Eloise olhou-o com mágoa. Como ele se atrevia a ficar do lado daquela bruxa! Ela o enfeitiçara. Não havia outro motivo para ele agir assim. Renan nunca ficava bravo. Por isso gostara tanto dele. De sua alegria, seu sorriso franco, sua voz melodiosa. Ainda sentia seu cheiro amadeirado que tanto a enlouquecia quando estava perto dele. 
- Renan você não pode me tratar assim! Sou sua amiga lembra? Você disse que ia me ajudar.
- A meu ver a única que se esqueceu disso foi você Eloise. Meus tios a convidaram para esta casa e você não os respeitou. Usou de má fé para comigo e de violência com Catherine. Não vou falar uma terceira vez. Pegue suas coisas e saia agora! Não me obrigue a colocá-la na rua. -  Eloise pegou a bolsa e saiu da biblioteca pisando duro. Ao ouvir a porta bater com toda força, quase soltando as dobradiças, foi que Renan se virou para Catherine que ainda permanecia de pé, toda descabelada, sua roupa rasgada e amassada. 

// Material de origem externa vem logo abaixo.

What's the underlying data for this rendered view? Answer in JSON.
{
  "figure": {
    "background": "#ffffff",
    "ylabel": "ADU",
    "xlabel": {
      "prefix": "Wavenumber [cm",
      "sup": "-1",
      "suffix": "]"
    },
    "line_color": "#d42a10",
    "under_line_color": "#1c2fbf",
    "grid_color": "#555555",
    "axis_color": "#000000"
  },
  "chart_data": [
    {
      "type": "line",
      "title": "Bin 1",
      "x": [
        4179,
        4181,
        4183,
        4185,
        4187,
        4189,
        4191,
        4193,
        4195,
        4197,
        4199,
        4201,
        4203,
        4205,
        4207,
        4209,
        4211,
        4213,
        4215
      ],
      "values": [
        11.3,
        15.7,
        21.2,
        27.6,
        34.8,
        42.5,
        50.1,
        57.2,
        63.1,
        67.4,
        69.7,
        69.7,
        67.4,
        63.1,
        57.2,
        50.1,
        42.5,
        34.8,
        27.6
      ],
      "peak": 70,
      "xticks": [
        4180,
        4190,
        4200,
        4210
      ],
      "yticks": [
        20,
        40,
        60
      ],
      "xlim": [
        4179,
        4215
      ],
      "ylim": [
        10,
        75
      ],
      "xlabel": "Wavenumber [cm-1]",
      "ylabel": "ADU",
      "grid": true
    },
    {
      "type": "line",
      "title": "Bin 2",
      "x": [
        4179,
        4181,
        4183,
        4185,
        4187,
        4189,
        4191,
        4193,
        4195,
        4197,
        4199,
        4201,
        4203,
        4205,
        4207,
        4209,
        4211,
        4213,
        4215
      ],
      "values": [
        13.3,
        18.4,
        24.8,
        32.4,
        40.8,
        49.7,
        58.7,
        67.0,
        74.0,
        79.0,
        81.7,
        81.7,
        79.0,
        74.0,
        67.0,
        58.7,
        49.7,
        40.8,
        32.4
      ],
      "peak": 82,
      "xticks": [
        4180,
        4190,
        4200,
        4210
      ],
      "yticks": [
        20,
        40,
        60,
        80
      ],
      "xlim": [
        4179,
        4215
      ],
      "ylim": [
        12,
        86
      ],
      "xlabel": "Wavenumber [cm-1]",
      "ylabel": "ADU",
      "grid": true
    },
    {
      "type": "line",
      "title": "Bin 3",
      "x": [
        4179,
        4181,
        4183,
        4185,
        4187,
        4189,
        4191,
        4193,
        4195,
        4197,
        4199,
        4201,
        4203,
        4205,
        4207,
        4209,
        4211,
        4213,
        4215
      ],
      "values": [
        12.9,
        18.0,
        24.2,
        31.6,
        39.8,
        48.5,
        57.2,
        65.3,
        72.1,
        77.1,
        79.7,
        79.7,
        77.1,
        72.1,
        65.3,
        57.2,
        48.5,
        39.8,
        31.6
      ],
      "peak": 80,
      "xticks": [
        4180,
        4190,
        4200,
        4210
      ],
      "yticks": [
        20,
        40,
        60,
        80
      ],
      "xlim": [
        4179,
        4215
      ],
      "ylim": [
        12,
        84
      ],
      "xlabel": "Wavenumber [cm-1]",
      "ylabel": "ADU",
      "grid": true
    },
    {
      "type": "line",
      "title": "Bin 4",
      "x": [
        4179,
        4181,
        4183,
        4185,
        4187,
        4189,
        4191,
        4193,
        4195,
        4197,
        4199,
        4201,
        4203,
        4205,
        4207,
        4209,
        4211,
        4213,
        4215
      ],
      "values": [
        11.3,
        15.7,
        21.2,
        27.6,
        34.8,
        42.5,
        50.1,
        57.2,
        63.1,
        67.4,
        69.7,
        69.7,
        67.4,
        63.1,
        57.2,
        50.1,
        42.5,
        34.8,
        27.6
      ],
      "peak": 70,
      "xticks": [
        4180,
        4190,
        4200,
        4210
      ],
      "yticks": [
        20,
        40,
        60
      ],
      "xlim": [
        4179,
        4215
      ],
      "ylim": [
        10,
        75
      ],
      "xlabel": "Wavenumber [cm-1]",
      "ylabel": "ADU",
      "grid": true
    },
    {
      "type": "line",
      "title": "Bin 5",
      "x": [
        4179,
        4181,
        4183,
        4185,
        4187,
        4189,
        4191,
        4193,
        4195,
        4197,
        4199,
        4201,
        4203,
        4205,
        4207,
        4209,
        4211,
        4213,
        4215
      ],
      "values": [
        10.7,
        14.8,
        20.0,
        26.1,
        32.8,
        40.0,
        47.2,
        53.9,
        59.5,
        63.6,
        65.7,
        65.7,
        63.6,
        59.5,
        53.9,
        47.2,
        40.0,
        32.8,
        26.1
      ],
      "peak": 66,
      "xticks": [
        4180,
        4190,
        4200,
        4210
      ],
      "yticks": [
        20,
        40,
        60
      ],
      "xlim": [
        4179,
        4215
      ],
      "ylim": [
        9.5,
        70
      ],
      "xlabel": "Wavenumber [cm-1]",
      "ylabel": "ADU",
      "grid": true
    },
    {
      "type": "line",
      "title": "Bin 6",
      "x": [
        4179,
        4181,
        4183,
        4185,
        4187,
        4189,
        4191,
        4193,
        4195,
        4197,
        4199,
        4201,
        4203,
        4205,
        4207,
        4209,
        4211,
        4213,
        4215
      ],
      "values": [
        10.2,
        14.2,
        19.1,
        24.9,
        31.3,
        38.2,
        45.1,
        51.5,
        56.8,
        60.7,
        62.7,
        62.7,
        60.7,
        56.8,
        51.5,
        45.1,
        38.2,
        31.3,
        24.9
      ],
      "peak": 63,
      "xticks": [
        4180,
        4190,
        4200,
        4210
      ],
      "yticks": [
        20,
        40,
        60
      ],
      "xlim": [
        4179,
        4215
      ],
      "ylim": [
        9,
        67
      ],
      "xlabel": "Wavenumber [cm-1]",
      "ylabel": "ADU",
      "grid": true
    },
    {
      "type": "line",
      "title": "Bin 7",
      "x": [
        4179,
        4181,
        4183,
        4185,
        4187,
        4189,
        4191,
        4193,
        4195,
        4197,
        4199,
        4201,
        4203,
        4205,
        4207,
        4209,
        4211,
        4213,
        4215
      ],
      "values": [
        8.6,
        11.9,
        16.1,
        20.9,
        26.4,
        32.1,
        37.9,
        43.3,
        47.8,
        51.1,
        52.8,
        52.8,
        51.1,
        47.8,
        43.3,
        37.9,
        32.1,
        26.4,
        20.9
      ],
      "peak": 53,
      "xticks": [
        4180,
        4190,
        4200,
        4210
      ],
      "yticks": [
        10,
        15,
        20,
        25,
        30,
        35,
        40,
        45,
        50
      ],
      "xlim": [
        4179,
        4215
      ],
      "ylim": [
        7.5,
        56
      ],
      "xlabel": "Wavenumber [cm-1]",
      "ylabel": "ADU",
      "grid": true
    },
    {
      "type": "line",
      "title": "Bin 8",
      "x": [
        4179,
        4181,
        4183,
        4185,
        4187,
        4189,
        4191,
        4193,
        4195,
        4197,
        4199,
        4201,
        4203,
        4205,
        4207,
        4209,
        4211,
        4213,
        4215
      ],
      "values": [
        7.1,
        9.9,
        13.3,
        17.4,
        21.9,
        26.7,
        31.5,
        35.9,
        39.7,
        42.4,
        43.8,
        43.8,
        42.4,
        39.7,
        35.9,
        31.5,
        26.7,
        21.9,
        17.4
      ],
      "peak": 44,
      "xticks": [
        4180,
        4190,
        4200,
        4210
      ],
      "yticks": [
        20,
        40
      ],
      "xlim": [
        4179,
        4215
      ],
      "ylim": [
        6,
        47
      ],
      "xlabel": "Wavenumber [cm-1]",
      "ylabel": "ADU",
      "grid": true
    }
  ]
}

- Você está bem? - perguntou inseguro.
- Se eu pudesse iria expulsá-lo de minha casa junto daquela vagabunda, mas como isso iria provocar uma guerra em minha família, vou apenas ignorar sua presença de hoje em diante. Não me dirija mais a palavra. Quando passar perto de mim, finja que não me conhece. E nunca, nunca mais entre no meu quarto sem a minha autorização! Se eu ver essa vadia na minha casa novamente, sou capaz de estrangulá-la com minhas próprias mãos. Então vá dar suas aulas de sexo em um lugar bem longe daqui! - ela espumava de ódio e mágoa por ser tão idiota e ainda acreditar nas pessoas. Mas seria a última vez que deixava que alguém a ferisse dessa forma.
- Cath, escute. Desculpe se...
- Não quero ouvir suas desculpas! Não quero ouvir sua voz! Será que você é surdo? Teria sido melhor se você nunca viesse morar em minha casa. Você não é bem vindo aqui. Eu não quero você aqui! Suma da minha frente! - berrou Catherine, as lágrimas lavando-lhe a face, os olhos vermelhos injetados de ódio.
Renan pegou suas coisas e saiu da biblioteca consternado. Catherine escorregou o corpo para o chão, encostando as costas no pé da mesa e chorou copiosamente por muito tempo. 
Um relâmpago seguido de um trovão sacudiu a casa como a somar sua raiva com o desespero de Catherine.